I'm also very happy to talk through ideas for publications, chat about academic fit, and so forth - so if you want to learn more, don't hesitate to drop me a line at a.spencer-hall [at] qmul.ac.uk. Lets take hagiographical scholarship to the next level together. 

Series Details

  • Proposals for monographs and cohesive edited collections are welcome.
  • Expected word count of final publication: 70,000-110,000.
  • All publications will be in English.
  • Geographical scope: all of medieval Christendom, including Byzantium.
  • Chronological scope: ca. 500-1500.
  • Series Editor: Alicia Spencer- Hall (Queen Mary, University of London).
  • Editorial Board: Bill Burgwinkle (University of Cambridge); Martha Newman (University of Texas); Sarah Salih (King’s College London); Anna Taylor (University of Massachusetts).
  • Acquisitions Editor (at Amsterdam University Press): Shannon Cunningham.
  • Complementary to the Hagiography Society’s existing series, Sanctity in Global Perspective, which concentrates on comparative rather than more theoretical studies. We very much hope for cross-fertilisation whenever possible between the two series.

Series Abstract

The study of sanctity in medieval Europe is starting to elicit cutting-edge, innovative and genuinely interdisciplinary scholarship that destabilizes what people have conventionally considered to be hagiography. This is demonstrated in the topic range of panels sponsored by the Hagiography Society at recent landmark medievalist conferences. While hagiography has traditionally been understood only in religious terms, recent scholarship moves beyond such frameworks to consider alternate ways of identifying and representing exemplary people. So doing, such research emphasises modern cultural analogies and resonances with medieval figures.

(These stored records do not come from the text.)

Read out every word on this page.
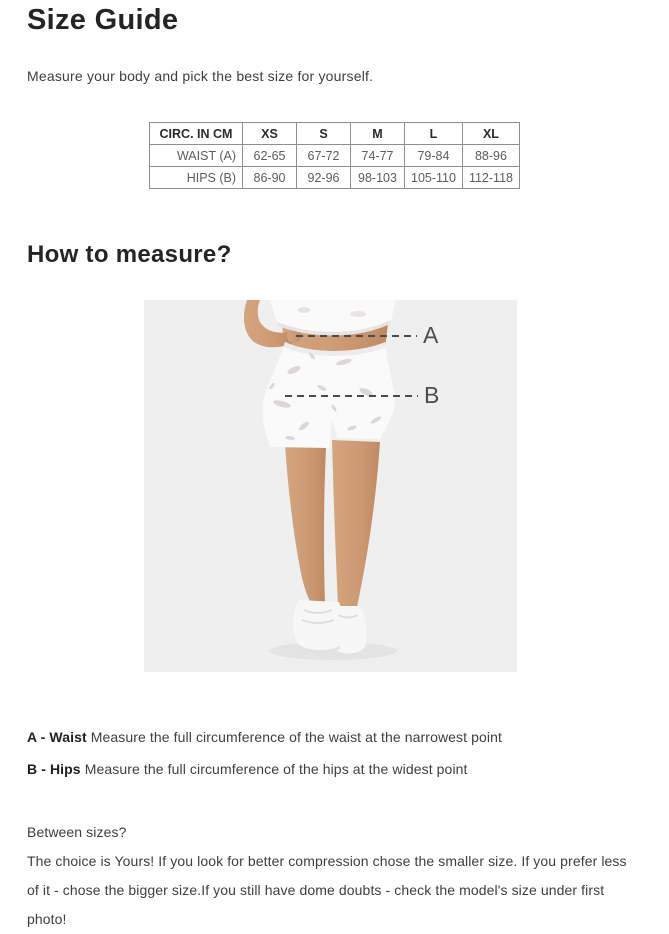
Size Guide

Measure your body and pick the best size for yourself.

CIRC. IN CM	XS	S	M	L	XL
WAIST (A)	62-65	67-72	74-77	79-84	88-96
HIPS (B)	86-90	92-96	98-103	105-110	112-118
How to measure?
A
B
A - Waist Measure the full circumference of the waist at the narrowest point
B - Hips Measure the full circumference of the hips at the widest point

Between sizes?

The choice is Yours! If you look for better compression chose the smaller size. If you prefer less of it - chose the bigger size.If you still have dome doubts - check the model's size under first photo!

It is not enough, however, to approach saints’ lives with a “sexy” modern framework. The best scholarship is rooted in analytical rigour, close attention to context(s), and a keen awareness of the potential pitfalls of anachronism, all the while accepting that anachronism can often be productive. This series provides a home for the kind of work that negotiates that border between the traditional and the contemporary and encourages scholarship enhanced by interventions drawn from celebrity studies, trans studies, crip theory, animal and monster studies, the history of senses and the emotions, media studies, and beyond. Rather than considering hagiography as a single genre, the series is open to expanding the ways in which we imagine how people come to be offered for veneration, as well as the media and genres in which they are fashioned, represented, and celebrated.